Our detailed study on the different factors affecting catalysis with SCPNs also revealed the challenges that need to be addressed to rationally design catalysts with potential for in vivo applications. Very high turnovers of the catalysts may compensate for this, but a better protection of the catalyst within the hydrophobic core of the particle could also help to increase the efficacy of the catalyst. For this reason, new SCPN-based catalysts with better shielding of the metal-complex and improved stability and activity are a necessary follow up of this work. Moreover, more selective substrates that maximize the interactions with the SCPNs versus other biological molecules have to be developed. Finally, the hydrolytic stability of the protective group has to be taken in account.

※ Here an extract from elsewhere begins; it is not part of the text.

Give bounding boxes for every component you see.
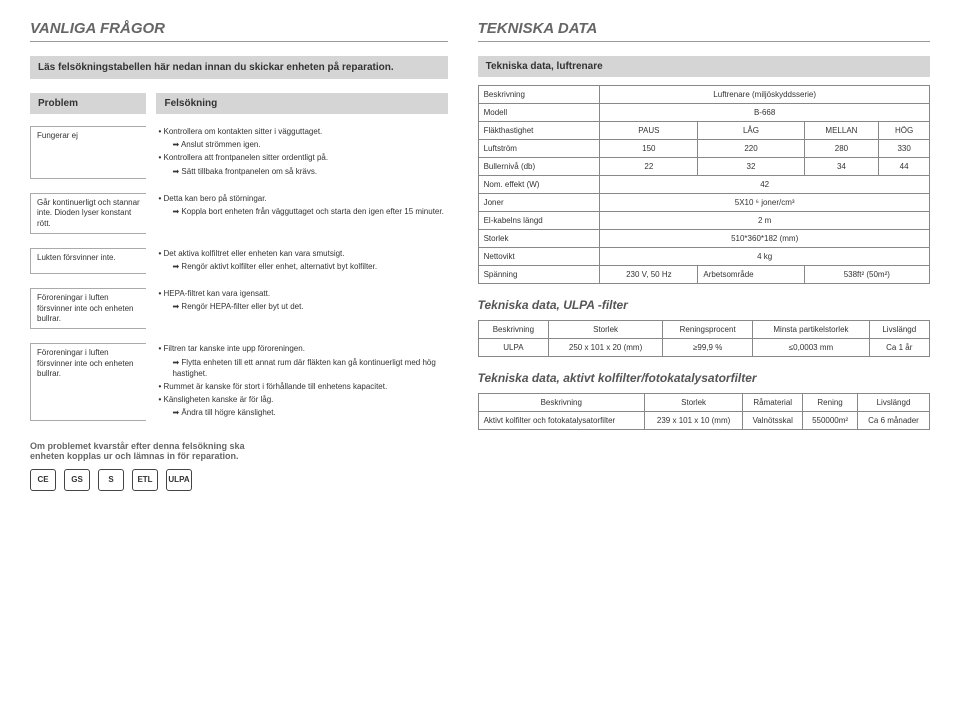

The development of catalytic systems that are able to perform their functions in living cells has been a subject of recent attention because of its potential applications in the fields of synthetic biology and therapeutic biomaterials. Notably, the use of artificial enzyme-like particles in the cellular environment is a frontier of the research in catalysis with potential applications in chemical biology and cancer therapy. However, the rational design of such structures is a huge chemical challenge, mostly due to the lack of knowledge on the behavior of catalytic systems in the complex biological environment and therefore on their structure–activity relations. Therefore, the biophysical study presented here, sheds light on the behavior of SCPNs in the cellular environment, paving the way toward the rational design of nanosystems that are able to perform effective catalysis in vivo.